Big may be good for business, but there's a cost for the region
Competition is great, right? It keeps prices low, forces businesses to innovate, and makes firms responsive to their customers. A competitive environment fosters vitality in a regional economy as well.
Competition is great, right? It keeps prices low, forces businesses to innovate, and makes firms responsive to their customers. A competitive environment fosters vitality in a regional economy as well.
So, why are so many politicians and business leaders comfortable with the concentration of market power in one very large air carrier and one huge Internet and cable provider?
Economists always argue that the more firms there are in the market, the better it is for consumers. But while businesspeople say that competition is great, they would prefer to be a monopoly. Competition may bring out the creative juices, but it also creates major risks: Pricing power is limited, and if management doesn't quickly adjust to the many changes in their markets, a firm could quickly fail.
Unfortunately, the Philadelphia region is facing the prospect that with the merger of US Airways and American Airlines, there will be limited competition in air travel.

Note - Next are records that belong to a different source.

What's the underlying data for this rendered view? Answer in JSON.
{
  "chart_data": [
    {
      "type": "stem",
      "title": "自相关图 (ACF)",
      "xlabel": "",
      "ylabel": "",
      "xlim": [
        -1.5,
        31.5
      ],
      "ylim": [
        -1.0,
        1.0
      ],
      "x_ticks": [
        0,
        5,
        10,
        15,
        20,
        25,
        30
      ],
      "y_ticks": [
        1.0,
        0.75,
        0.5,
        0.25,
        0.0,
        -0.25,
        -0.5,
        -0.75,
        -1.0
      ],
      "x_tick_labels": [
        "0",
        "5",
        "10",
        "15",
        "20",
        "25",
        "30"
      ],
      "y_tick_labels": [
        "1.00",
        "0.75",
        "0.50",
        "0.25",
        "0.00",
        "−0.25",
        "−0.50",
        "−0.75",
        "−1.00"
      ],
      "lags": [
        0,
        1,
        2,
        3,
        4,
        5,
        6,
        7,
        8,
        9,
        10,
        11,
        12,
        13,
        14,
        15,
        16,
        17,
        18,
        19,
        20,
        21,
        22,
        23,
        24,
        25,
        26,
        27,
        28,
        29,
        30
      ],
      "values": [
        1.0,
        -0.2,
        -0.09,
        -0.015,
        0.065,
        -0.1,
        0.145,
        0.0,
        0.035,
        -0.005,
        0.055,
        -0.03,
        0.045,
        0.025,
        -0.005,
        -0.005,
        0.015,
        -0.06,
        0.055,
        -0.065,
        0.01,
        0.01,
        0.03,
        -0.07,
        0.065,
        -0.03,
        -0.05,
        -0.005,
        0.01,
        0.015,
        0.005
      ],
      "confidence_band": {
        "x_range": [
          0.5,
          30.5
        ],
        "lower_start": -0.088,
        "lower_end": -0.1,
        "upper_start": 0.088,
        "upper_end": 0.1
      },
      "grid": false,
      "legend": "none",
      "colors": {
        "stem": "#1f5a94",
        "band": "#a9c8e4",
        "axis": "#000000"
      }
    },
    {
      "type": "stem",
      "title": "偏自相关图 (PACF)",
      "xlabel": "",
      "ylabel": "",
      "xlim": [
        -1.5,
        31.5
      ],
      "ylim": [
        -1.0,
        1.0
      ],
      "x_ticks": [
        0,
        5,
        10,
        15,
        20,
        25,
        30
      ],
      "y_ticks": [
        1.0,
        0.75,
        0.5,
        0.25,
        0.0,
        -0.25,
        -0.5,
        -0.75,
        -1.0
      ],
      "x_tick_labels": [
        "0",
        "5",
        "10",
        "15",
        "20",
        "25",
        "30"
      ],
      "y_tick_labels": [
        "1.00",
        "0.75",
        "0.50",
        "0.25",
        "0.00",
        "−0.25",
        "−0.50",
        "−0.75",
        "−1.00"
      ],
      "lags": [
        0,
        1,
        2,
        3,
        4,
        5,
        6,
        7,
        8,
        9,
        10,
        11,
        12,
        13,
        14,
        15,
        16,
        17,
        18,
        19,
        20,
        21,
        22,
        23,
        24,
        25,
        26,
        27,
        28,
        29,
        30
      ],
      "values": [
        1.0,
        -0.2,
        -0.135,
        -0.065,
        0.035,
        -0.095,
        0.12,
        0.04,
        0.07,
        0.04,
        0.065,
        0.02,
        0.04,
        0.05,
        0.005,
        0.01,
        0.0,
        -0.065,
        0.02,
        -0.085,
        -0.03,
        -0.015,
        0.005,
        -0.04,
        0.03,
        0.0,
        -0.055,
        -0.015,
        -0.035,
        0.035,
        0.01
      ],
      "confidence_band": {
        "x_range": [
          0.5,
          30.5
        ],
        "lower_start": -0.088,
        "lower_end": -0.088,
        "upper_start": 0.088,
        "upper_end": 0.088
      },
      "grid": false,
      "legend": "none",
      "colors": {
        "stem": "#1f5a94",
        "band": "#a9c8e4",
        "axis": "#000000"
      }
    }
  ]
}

Competition is limited as well in television and Internet connectivity, which is dominated here by Comcast Corp.
It is hard to see how those conditions could be good for the region.

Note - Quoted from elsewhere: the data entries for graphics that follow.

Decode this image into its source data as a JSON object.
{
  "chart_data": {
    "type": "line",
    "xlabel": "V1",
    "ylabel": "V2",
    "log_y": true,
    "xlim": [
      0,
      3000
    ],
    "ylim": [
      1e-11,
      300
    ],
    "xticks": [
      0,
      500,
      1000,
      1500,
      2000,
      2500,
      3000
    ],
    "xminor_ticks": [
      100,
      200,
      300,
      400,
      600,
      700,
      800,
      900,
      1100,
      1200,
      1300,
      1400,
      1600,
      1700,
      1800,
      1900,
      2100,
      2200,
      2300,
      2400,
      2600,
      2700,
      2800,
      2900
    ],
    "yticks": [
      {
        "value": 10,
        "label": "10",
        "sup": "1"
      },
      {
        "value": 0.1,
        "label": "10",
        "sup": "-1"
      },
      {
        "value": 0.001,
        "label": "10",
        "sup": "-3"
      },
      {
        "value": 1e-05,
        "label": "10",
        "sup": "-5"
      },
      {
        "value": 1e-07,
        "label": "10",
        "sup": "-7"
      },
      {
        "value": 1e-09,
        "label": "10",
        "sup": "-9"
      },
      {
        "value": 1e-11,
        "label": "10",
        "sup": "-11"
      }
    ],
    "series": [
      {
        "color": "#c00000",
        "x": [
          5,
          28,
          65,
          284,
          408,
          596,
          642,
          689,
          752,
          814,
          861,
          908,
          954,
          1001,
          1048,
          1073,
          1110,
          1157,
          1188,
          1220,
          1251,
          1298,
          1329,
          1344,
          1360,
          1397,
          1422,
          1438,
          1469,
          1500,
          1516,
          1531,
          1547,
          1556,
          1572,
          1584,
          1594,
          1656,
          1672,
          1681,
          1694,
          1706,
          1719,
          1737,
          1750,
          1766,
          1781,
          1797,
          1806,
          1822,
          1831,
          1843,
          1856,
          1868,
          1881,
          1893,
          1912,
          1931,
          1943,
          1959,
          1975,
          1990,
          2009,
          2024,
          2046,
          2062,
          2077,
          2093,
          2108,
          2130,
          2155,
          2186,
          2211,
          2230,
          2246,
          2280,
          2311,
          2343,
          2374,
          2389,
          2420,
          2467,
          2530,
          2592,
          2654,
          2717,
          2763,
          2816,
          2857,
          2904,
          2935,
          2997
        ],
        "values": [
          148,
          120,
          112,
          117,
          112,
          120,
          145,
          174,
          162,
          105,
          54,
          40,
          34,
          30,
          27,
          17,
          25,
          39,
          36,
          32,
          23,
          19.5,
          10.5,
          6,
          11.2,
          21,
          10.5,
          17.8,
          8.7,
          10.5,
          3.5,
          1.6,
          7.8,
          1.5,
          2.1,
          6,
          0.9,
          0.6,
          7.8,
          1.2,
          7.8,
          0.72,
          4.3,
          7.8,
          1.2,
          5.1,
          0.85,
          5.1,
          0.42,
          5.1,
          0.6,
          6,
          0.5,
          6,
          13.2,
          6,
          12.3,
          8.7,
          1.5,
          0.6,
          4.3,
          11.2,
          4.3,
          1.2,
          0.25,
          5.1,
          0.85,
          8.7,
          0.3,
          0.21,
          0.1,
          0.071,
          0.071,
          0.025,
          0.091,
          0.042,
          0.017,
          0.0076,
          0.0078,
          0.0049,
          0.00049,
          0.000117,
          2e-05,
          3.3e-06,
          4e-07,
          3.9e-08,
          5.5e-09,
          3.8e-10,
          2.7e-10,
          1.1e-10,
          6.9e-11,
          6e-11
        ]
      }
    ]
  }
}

When you look into the future, transportation and connectivity are two factors that could separate winners from losers in the global economic battle. We can only imagine what the future mobile world will look like, but we know that people will be on the move and in touch at the same time. A competitively priced and efficient transportation network coupled with low-cost and universally accessible connectivity will be critical to economic growth.
For decades, Philadelphia has had relatively minimal competition in air travel. That is likely to shrink further as the US Airways and American Airlines merger leaves the region with even more limited airline competition. We have seen the impact on prices whenever a competitor has abandoned a route, as Southwest Airlines did as it regards flights between Philadelphia and Boston. When Southwest abandoned the route, it left US Airways as the sole provider: Prices soared.

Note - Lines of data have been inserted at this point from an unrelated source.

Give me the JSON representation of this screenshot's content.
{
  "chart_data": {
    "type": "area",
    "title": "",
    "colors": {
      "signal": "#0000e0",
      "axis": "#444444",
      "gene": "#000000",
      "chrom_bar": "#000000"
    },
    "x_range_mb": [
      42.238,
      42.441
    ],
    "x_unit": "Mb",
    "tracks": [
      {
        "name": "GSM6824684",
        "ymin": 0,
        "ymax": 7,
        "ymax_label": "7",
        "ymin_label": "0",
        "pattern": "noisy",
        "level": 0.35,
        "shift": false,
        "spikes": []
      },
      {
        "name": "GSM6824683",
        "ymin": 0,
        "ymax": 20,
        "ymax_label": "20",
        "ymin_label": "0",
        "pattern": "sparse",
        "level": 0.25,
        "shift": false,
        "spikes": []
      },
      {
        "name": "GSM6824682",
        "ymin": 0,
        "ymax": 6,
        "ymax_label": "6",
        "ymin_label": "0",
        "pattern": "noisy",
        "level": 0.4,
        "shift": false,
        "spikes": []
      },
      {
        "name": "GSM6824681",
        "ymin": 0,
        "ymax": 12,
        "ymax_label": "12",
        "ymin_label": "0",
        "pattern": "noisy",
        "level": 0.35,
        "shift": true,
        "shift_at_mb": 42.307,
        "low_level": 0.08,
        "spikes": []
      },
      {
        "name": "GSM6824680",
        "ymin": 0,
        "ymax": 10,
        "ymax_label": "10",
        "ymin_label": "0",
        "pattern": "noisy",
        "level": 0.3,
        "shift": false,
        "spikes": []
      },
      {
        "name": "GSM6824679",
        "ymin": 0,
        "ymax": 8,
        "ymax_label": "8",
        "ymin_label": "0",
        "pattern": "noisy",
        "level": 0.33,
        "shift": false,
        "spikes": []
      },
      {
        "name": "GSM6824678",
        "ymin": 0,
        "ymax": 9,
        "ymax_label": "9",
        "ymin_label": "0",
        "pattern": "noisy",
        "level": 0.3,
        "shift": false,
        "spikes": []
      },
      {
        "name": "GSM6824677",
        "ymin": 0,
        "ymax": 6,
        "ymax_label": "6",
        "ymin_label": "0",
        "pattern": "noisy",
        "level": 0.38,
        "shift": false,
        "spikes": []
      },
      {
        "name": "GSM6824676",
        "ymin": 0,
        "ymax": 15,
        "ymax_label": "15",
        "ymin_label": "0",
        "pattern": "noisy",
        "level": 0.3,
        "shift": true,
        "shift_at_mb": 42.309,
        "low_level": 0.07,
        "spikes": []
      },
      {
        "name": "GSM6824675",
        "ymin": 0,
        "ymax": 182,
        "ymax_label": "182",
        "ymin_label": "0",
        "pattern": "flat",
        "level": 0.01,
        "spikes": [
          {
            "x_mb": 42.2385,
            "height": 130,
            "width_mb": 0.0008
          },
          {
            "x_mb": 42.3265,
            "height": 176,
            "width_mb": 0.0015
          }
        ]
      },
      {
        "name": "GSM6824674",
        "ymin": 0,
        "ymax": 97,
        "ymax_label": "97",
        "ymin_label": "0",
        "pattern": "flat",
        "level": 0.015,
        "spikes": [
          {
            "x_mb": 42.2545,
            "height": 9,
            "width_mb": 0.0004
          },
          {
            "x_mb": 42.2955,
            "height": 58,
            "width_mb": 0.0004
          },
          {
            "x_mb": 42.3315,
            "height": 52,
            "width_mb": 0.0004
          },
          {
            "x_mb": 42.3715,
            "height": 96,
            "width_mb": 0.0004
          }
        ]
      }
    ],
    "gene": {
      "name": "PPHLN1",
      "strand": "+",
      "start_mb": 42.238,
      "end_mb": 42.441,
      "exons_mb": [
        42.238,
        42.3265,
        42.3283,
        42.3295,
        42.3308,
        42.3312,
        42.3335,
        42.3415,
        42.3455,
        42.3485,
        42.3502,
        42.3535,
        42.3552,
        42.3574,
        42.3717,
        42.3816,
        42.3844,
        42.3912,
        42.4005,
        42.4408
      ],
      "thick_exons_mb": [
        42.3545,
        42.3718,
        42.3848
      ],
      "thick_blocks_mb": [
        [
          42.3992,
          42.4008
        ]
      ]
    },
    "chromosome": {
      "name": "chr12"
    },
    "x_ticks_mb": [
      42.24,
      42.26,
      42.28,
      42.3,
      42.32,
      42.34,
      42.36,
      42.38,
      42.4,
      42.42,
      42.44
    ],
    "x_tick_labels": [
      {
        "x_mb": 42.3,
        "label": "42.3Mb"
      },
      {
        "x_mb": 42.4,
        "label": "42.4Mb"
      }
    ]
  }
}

There is every reason to expect price increases, often very large increases, on routes where competition will decline. Airlines use what economists call price discrimination. Basically, you charge what the market will bear in those markets where you can control prices - that is, where competition is limited. That profit-maximizing approach makes total sense for the company but means high costs for customers.
US Airways management has argued that there will be improved service from the combined airlines, which will be called American Airlines Group Inc., but that is not the same as saying prices will not rise. For businesses and households that worry about travel costs, increasing fares could outweigh the benefits from the new American Airlines network. And when it comes to attracting businesses, the case has yet to be made that firms will be more willing to locate to a higher-cost but more accessible location.
Next there is the issue of customer service. It is not as if monopolies are known for their quality of service or product. I can speak from personal experience about a problem with US Airways. Although the office of Rep. Michael Fitzpatrick (R., Pa.) intervened and contacted US Airways about the issue, the airline failed to respond. If a congressman could not get an explanation from US Airways, what chance will an average consumer stand?
What is true for air travel is also the case with Internet connectivity. Comcast's masterful strategy of clustering markets has allowed it to build a regional market share well in excess of 60 percent. In some areas where Verizon has not built out its system, the share is even greater.
Market share matters. Like any good company with market dominance, Comcast offers many "deals," but they are based on location. Once it knows which market you are in, it can price accordingly. The likely result: Areas with little competition pay more.
Monopolists (technically oligopolists - "one of a few") like Comcast argue that their size allows them to invest in new and better products. But it could also lead to bringing products to market too soon. Think of Microsoft's Vista operating system or Comcast's new X1 platform. Vista was not ready for prime time, and it appears the X1 platform has had some problems as well. My discussions with a Comcast representative ended with her telling me the company was aware of the issues and was doing all it could to correct them. Like Microsoft, it still charged a premium price for an unfinished product.
What does this mean for the Philadelphia region's economy? Transportation and communications expenses affect the cost of living and doing business. When there is limited competition, those costs will often be higher than in regions with multiple options. That would reduce the region's competitiveness, something everyone should be concerned about.